Laurier 04/11/2015 18:44

Pour faire court, et réflexion faite, je crois que les « théories bâties sur l’imagination et qui ne favorisent en rien la connaissance et l’amour de la sainte Église catholique » sont celles qui consistent à « penser » et « imaginer » que Paul VI « n’a jamais été pape » ou a perdu le pontificat en cours de route, sans même savoir nous dire pourquoi précisément (avant les textes à problème de Vatican II), au mépris des lois de l’Église et de la saine théologie…

Le préalable à tout et la bonne analyse est celle qui est ordonnée, et qui commence par le commencement, chronologiquement : PAUL VI a été élu Pape à l’été 1963, véritablement, par un conclave valide avec de vrais cardinaux, et cette élection a été ratifiée sans aucune exception par toute l’Église catholique universelle : fait dogmatique qui oblige de foi… « De soi infaillible » nous dit le cardinal Billot.

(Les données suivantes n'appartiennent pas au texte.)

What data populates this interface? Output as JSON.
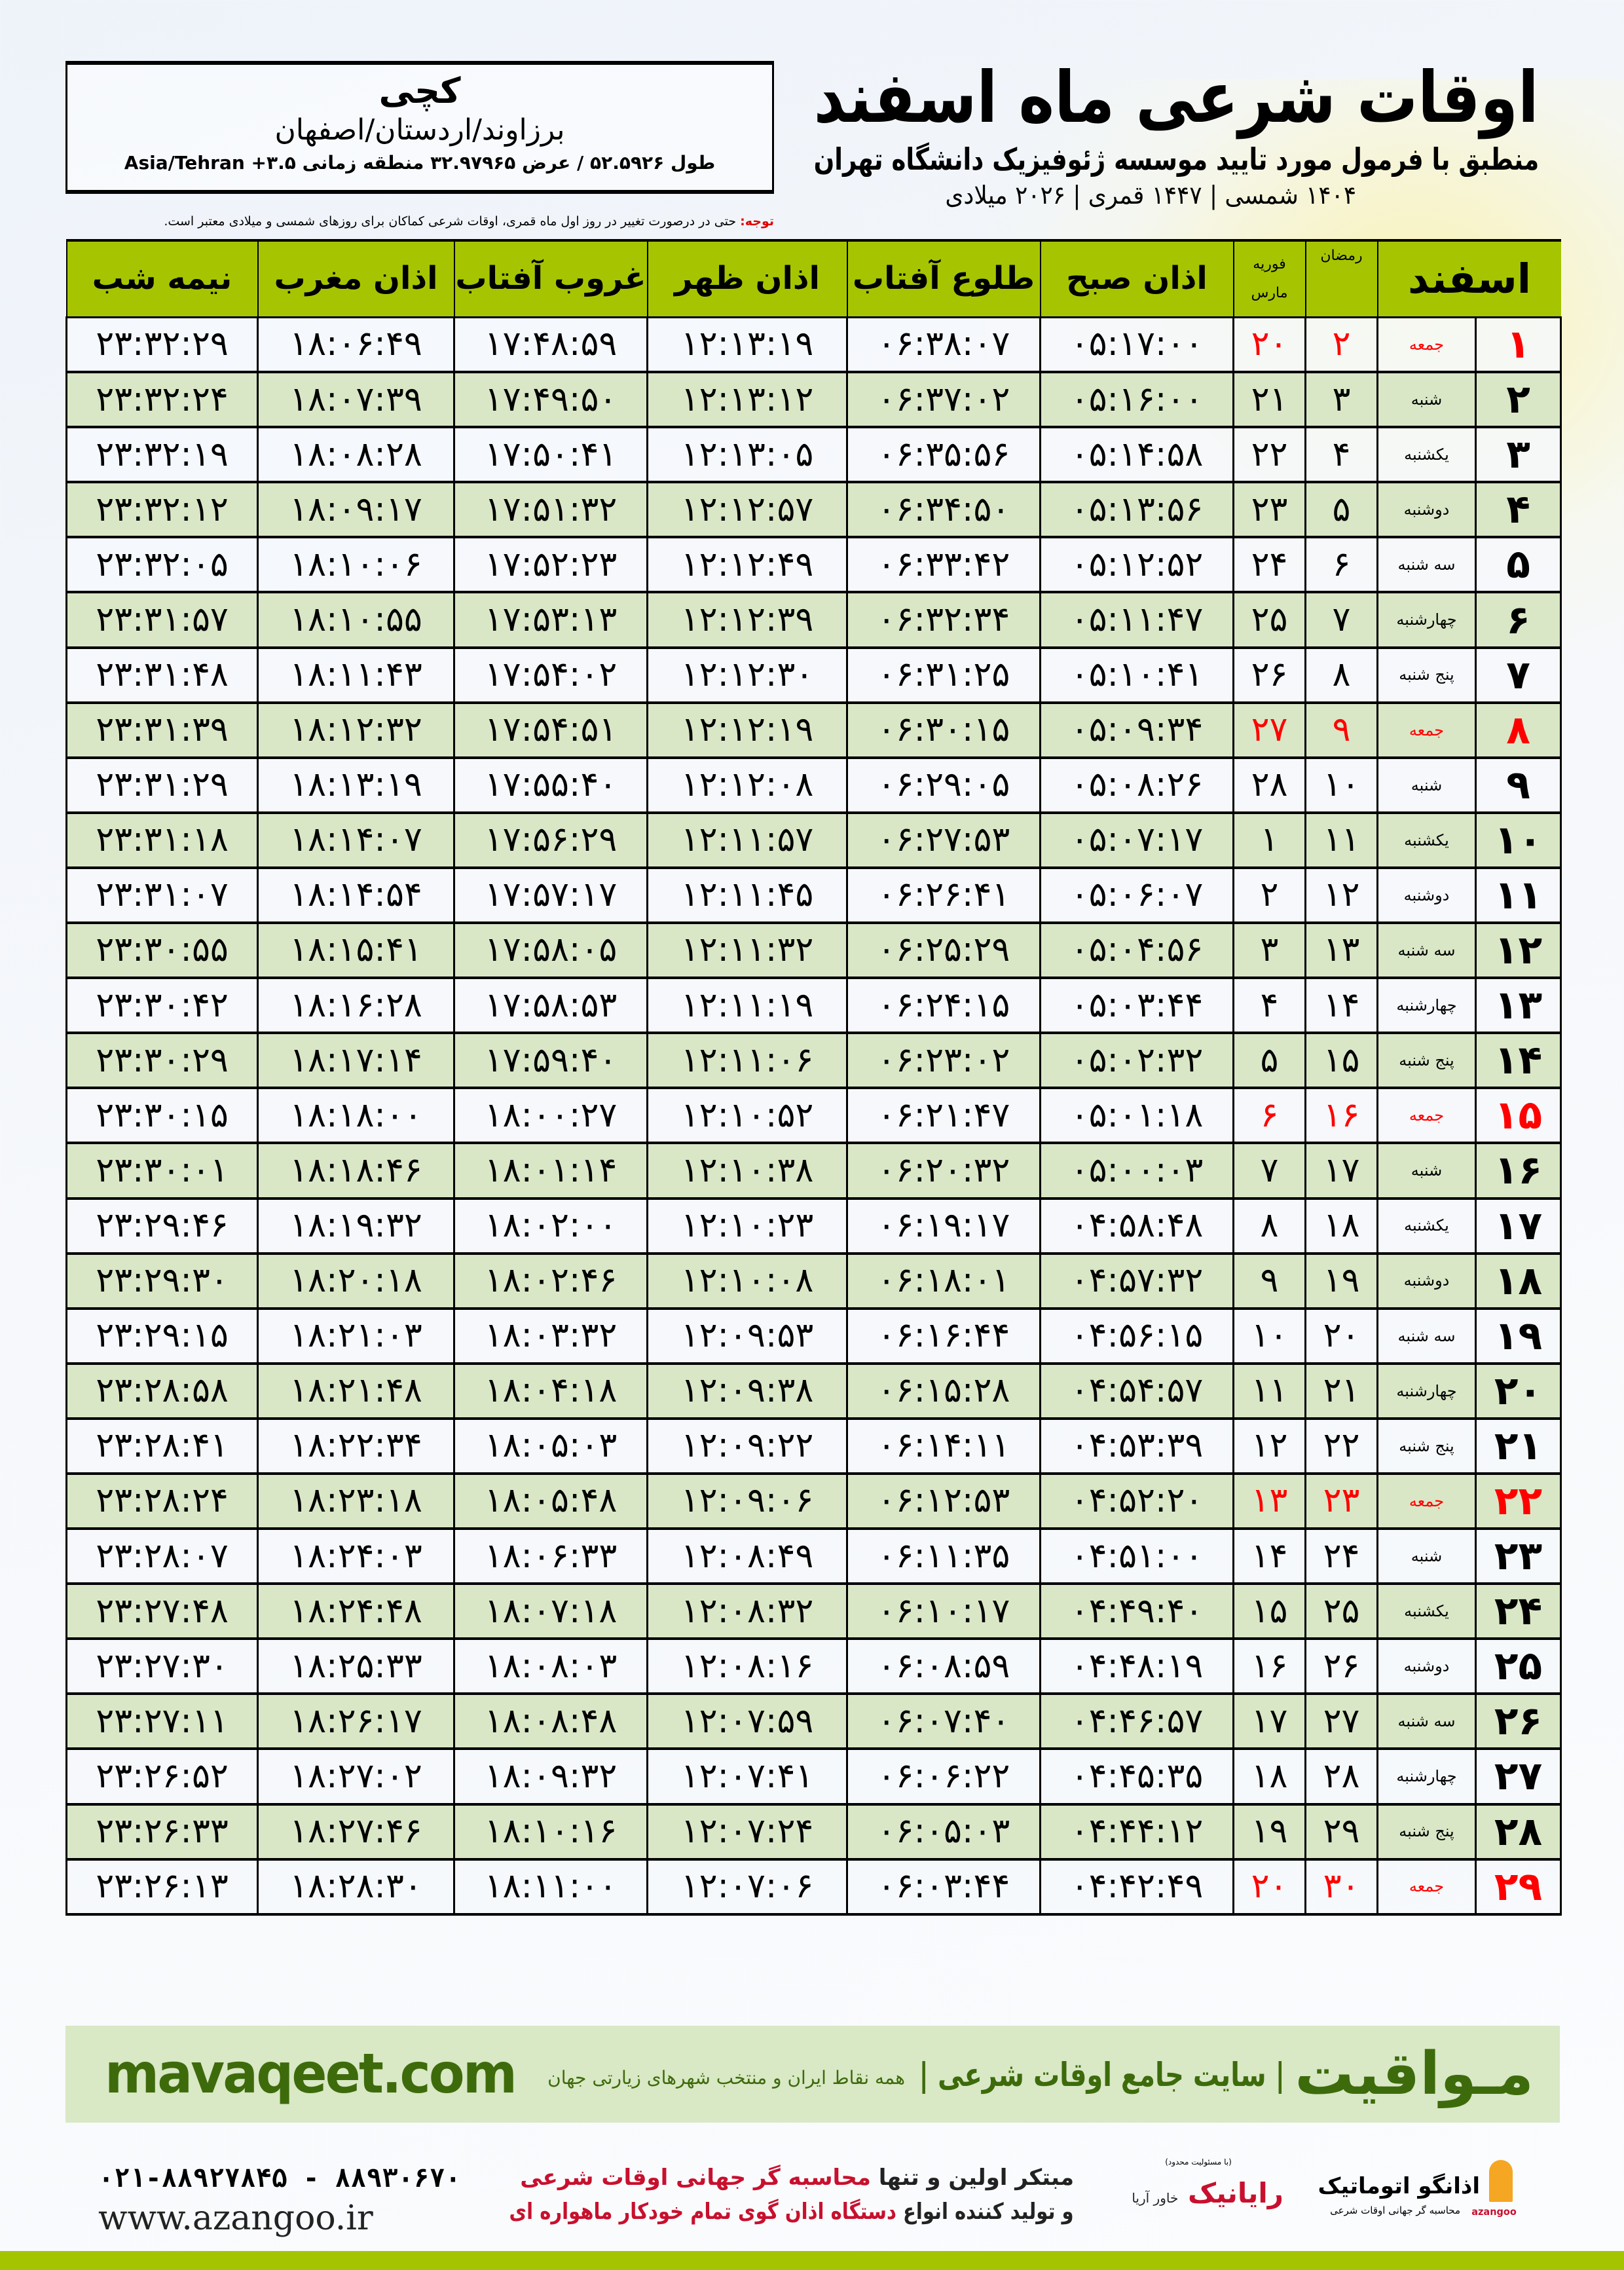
{
  "header": {
    "title": "اوقات شرعی ماه اسفند",
    "subtitle": "منطبق با فرمول مورد تایید موسسه ژئوفیزیک دانشگاه تهران",
    "dateline": "۱۴۰۴ شمسی | ۱۴۴۷ قمری | ۲۰۲۶ میلادی"
  },
  "location": {
    "city": "کچی",
    "region": "برزاوند/اردستان/اصفهان",
    "coords": "طول ۵۲.۵۹۲۶ / عرض ۳۲.۹۷۹۶۵ منطقه زمانی ۳.۵+ Asia/Tehran"
  },
  "note": {
    "label": "توجه:",
    "text": " حتی در درصورت تغییر در روز اول ماه قمری، اوقات شرعی کماکان برای روزهای شمسی و میلادی معتبر است."
  },
  "table": {
    "headers": {
      "month": "اسفند",
      "ramadan": "رمضان",
      "feb": "فوریه",
      "march": "مارس",
      "fajr": "اذان صبح",
      "sunrise": "طلوع آفتاب",
      "dhuhr": "اذان ظهر",
      "sunset": "غروب آفتاب",
      "maghrib": "اذان مغرب",
      "midnight": "نیمه شب"
    },
    "columns": [
      "day",
      "weekday",
      "ramadan",
      "gregorian",
      "fajr",
      "sunrise",
      "dhuhr",
      "sunset",
      "maghrib",
      "midnight"
    ],
    "highlight_color": "#ff0000",
    "rows": [
      [
        "۱",
        "جمعه",
        "۲",
        "۲۰",
        "۰۵:۱۷:۰۰",
        "۰۶:۳۸:۰۷",
        "۱۲:۱۳:۱۹",
        "۱۷:۴۸:۵۹",
        "۱۸:۰۶:۴۹",
        "۲۳:۳۲:۲۹"
      ],
      [
        "۲",
        "شنبه",
        "۳",
        "۲۱",
        "۰۵:۱۶:۰۰",
        "۰۶:۳۷:۰۲",
        "۱۲:۱۳:۱۲",
        "۱۷:۴۹:۵۰",
        "۱۸:۰۷:۳۹",
        "۲۳:۳۲:۲۴"
      ],
      [
        "۳",
        "یکشنبه",
        "۴",
        "۲۲",
        "۰۵:۱۴:۵۸",
        "۰۶:۳۵:۵۶",
        "۱۲:۱۳:۰۵",
        "۱۷:۵۰:۴۱",
        "۱۸:۰۸:۲۸",
        "۲۳:۳۲:۱۹"
      ],
      [
        "۴",
        "دوشنبه",
        "۵",
        "۲۳",
        "۰۵:۱۳:۵۶",
        "۰۶:۳۴:۵۰",
        "۱۲:۱۲:۵۷",
        "۱۷:۵۱:۳۲",
        "۱۸:۰۹:۱۷",
        "۲۳:۳۲:۱۲"
      ],
      [
        "۵",
        "سه شنبه",
        "۶",
        "۲۴",
        "۰۵:۱۲:۵۲",
        "۰۶:۳۳:۴۲",
        "۱۲:۱۲:۴۹",
        "۱۷:۵۲:۲۳",
        "۱۸:۱۰:۰۶",
        "۲۳:۳۲:۰۵"
      ],
      [
        "۶",
        "چهارشنبه",
        "۷",
        "۲۵",
        "۰۵:۱۱:۴۷",
        "۰۶:۳۲:۳۴",
        "۱۲:۱۲:۳۹",
        "۱۷:۵۳:۱۳",
        "۱۸:۱۰:۵۵",
        "۲۳:۳۱:۵۷"
      ],
      [
        "۷",
        "پنج شنبه",
        "۸",
        "۲۶",
        "۰۵:۱۰:۴۱",
        "۰۶:۳۱:۲۵",
        "۱۲:۱۲:۳۰",
        "۱۷:۵۴:۰۲",
        "۱۸:۱۱:۴۳",
        "۲۳:۳۱:۴۸"
      ],
      [
        "۸",
        "جمعه",
        "۹",
        "۲۷",
        "۰۵:۰۹:۳۴",
        "۰۶:۳۰:۱۵",
        "۱۲:۱۲:۱۹",
        "۱۷:۵۴:۵۱",
        "۱۸:۱۲:۳۲",
        "۲۳:۳۱:۳۹"
      ],
      [
        "۹",
        "شنبه",
        "۱۰",
        "۲۸",
        "۰۵:۰۸:۲۶",
        "۰۶:۲۹:۰۵",
        "۱۲:۱۲:۰۸",
        "۱۷:۵۵:۴۰",
        "۱۸:۱۳:۱۹",
        "۲۳:۳۱:۲۹"
      ],
      [
        "۱۰",
        "یکشنبه",
        "۱۱",
        "۱",
        "۰۵:۰۷:۱۷",
        "۰۶:۲۷:۵۳",
        "۱۲:۱۱:۵۷",
        "۱۷:۵۶:۲۹",
        "۱۸:۱۴:۰۷",
        "۲۳:۳۱:۱۸"
      ],
      [
        "۱۱",
        "دوشنبه",
        "۱۲",
        "۲",
        "۰۵:۰۶:۰۷",
        "۰۶:۲۶:۴۱",
        "۱۲:۱۱:۴۵",
        "۱۷:۵۷:۱۷",
        "۱۸:۱۴:۵۴",
        "۲۳:۳۱:۰۷"
      ],
      [
        "۱۲",
        "سه شنبه",
        "۱۳",
        "۳",
        "۰۵:۰۴:۵۶",
        "۰۶:۲۵:۲۹",
        "۱۲:۱۱:۳۲",
        "۱۷:۵۸:۰۵",
        "۱۸:۱۵:۴۱",
        "۲۳:۳۰:۵۵"
      ],
      [
        "۱۳",
        "چهارشنبه",
        "۱۴",
        "۴",
        "۰۵:۰۳:۴۴",
        "۰۶:۲۴:۱۵",
        "۱۲:۱۱:۱۹",
        "۱۷:۵۸:۵۳",
        "۱۸:۱۶:۲۸",
        "۲۳:۳۰:۴۲"
      ],
      [
        "۱۴",
        "پنج شنبه",
        "۱۵",
        "۵",
        "۰۵:۰۲:۳۲",
        "۰۶:۲۳:۰۲",
        "۱۲:۱۱:۰۶",
        "۱۷:۵۹:۴۰",
        "۱۸:۱۷:۱۴",
        "۲۳:۳۰:۲۹"
      ],
      [
        "۱۵",
        "جمعه",
        "۱۶",
        "۶",
        "۰۵:۰۱:۱۸",
        "۰۶:۲۱:۴۷",
        "۱۲:۱۰:۵۲",
        "۱۸:۰۰:۲۷",
        "۱۸:۱۸:۰۰",
        "۲۳:۳۰:۱۵"
      ],
      [
        "۱۶",
        "شنبه",
        "۱۷",
        "۷",
        "۰۵:۰۰:۰۳",
        "۰۶:۲۰:۳۲",
        "۱۲:۱۰:۳۸",
        "۱۸:۰۱:۱۴",
        "۱۸:۱۸:۴۶",
        "۲۳:۳۰:۰۱"
      ],
      [
        "۱۷",
        "یکشنبه",
        "۱۸",
        "۸",
        "۰۴:۵۸:۴۸",
        "۰۶:۱۹:۱۷",
        "۱۲:۱۰:۲۳",
        "۱۸:۰۲:۰۰",
        "۱۸:۱۹:۳۲",
        "۲۳:۲۹:۴۶"
      ],
      [
        "۱۸",
        "دوشنبه",
        "۱۹",
        "۹",
        "۰۴:۵۷:۳۲",
        "۰۶:۱۸:۰۱",
        "۱۲:۱۰:۰۸",
        "۱۸:۰۲:۴۶",
        "۱۸:۲۰:۱۸",
        "۲۳:۲۹:۳۰"
      ],
      [
        "۱۹",
        "سه شنبه",
        "۲۰",
        "۱۰",
        "۰۴:۵۶:۱۵",
        "۰۶:۱۶:۴۴",
        "۱۲:۰۹:۵۳",
        "۱۸:۰۳:۳۲",
        "۱۸:۲۱:۰۳",
        "۲۳:۲۹:۱۵"
      ],
      [
        "۲۰",
        "چهارشنبه",
        "۲۱",
        "۱۱",
        "۰۴:۵۴:۵۷",
        "۰۶:۱۵:۲۸",
        "۱۲:۰۹:۳۸",
        "۱۸:۰۴:۱۸",
        "۱۸:۲۱:۴۸",
        "۲۳:۲۸:۵۸"
      ],
      [
        "۲۱",
        "پنج شنبه",
        "۲۲",
        "۱۲",
        "۰۴:۵۳:۳۹",
        "۰۶:۱۴:۱۱",
        "۱۲:۰۹:۲۲",
        "۱۸:۰۵:۰۳",
        "۱۸:۲۲:۳۴",
        "۲۳:۲۸:۴۱"
      ],
      [
        "۲۲",
        "جمعه",
        "۲۳",
        "۱۳",
        "۰۴:۵۲:۲۰",
        "۰۶:۱۲:۵۳",
        "۱۲:۰۹:۰۶",
        "۱۸:۰۵:۴۸",
        "۱۸:۲۳:۱۸",
        "۲۳:۲۸:۲۴"
      ],
      [
        "۲۳",
        "شنبه",
        "۲۴",
        "۱۴",
        "۰۴:۵۱:۰۰",
        "۰۶:۱۱:۳۵",
        "۱۲:۰۸:۴۹",
        "۱۸:۰۶:۳۳",
        "۱۸:۲۴:۰۳",
        "۲۳:۲۸:۰۷"
      ],
      [
        "۲۴",
        "یکشنبه",
        "۲۵",
        "۱۵",
        "۰۴:۴۹:۴۰",
        "۰۶:۱۰:۱۷",
        "۱۲:۰۸:۳۲",
        "۱۸:۰۷:۱۸",
        "۱۸:۲۴:۴۸",
        "۲۳:۲۷:۴۸"
      ],
      [
        "۲۵",
        "دوشنبه",
        "۲۶",
        "۱۶",
        "۰۴:۴۸:۱۹",
        "۰۶:۰۸:۵۹",
        "۱۲:۰۸:۱۶",
        "۱۸:۰۸:۰۳",
        "۱۸:۲۵:۳۳",
        "۲۳:۲۷:۳۰"
      ],
      [
        "۲۶",
        "سه شنبه",
        "۲۷",
        "۱۷",
        "۰۴:۴۶:۵۷",
        "۰۶:۰۷:۴۰",
        "۱۲:۰۷:۵۹",
        "۱۸:۰۸:۴۸",
        "۱۸:۲۶:۱۷",
        "۲۳:۲۷:۱۱"
      ],
      [
        "۲۷",
        "چهارشنبه",
        "۲۸",
        "۱۸",
        "۰۴:۴۵:۳۵",
        "۰۶:۰۶:۲۲",
        "۱۲:۰۷:۴۱",
        "۱۸:۰۹:۳۲",
        "۱۸:۲۷:۰۲",
        "۲۳:۲۶:۵۲"
      ],
      [
        "۲۸",
        "پنج شنبه",
        "۲۹",
        "۱۹",
        "۰۴:۴۴:۱۲",
        "۰۶:۰۵:۰۳",
        "۱۲:۰۷:۲۴",
        "۱۸:۱۰:۱۶",
        "۱۸:۲۷:۴۶",
        "۲۳:۲۶:۳۳"
      ],
      [
        "۲۹",
        "جمعه",
        "۳۰",
        "۲۰",
        "۰۴:۴۲:۴۹",
        "۰۶:۰۳:۴۴",
        "۱۲:۰۷:۰۶",
        "۱۸:۱۱:۰۰",
        "۱۸:۲۸:۳۰",
        "۲۳:۲۶:۱۳"
      ]
    ]
  },
  "footer": {
    "brand": "مـواقیت",
    "brand_tagline": "| سایت جامع اوقات شرعی |",
    "brand_tagline2": "همه نقاط ایران و منتخب شهرهای زیارتی جهان",
    "site": "mavaqeet.com",
    "phone": "۰۲۱-۸۸۹۲۷۸۴۵ - ۸۸۹۳۰۶۷۰",
    "www": "www.azangoo.ir",
    "promo_line1_a": "مبتکر اولین و تنها ",
    "promo_line1_b": "محاسبه گر جهانی اوقات شرعی",
    "promo_line2_a": "و تولید کننده انواع ",
    "promo_line2_b": "دستگاه اذان گوی تمام خودکار ماهواره ای",
    "logo_rayanik": "رایانیک",
    "logo_rayanik_side": "خاور آریا",
    "logo_rayanik_tiny": "(با مسئولیت محدود)",
    "logo_azangoo": "اذانگو اتوماتیک",
    "logo_azangoo_sub": "محاسبه گر جهانی اوقات شرعی",
    "logo_azangoo_en": "azangoo",
    "colors": {
      "band": "#d9e8c5",
      "brand": "#3d6b0b",
      "accent": "#c8102e",
      "bar": "#a4c400"
    }
  }
}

Donc, encore une fois, la vraie compréhension de la crise de l’Église passe obligatoirement par cette certitude : PAUL VI était véritablement Pape et anathèmes ceux qui se réfugient dans des « théories bâties sur l’imagination » pour affirmer qu’en fait Paul VI était un « intrus » et « n’a jamais été pape »… On se condamne à ne plus rien comprendre de la crise actuelle en suivant ce chemin « qui ne favorise en rien la connaissance et l’amour de la sainte Église catholique »…

Voir développement sur autre message ci-dessous.

Laurier 03/11/2015 20:45

Réponse à « Nicolas » :

Tout à fait par hasard, je suis « tombé » sur les différents commentaires ici postés et que j’ai fait l’effort de lire du début à la fin. Je ne vais pas faire un long exposé sur la question mais rectifier quand même une chose très fausse, que vous écrivez, et qui saute pourtant aux yeux.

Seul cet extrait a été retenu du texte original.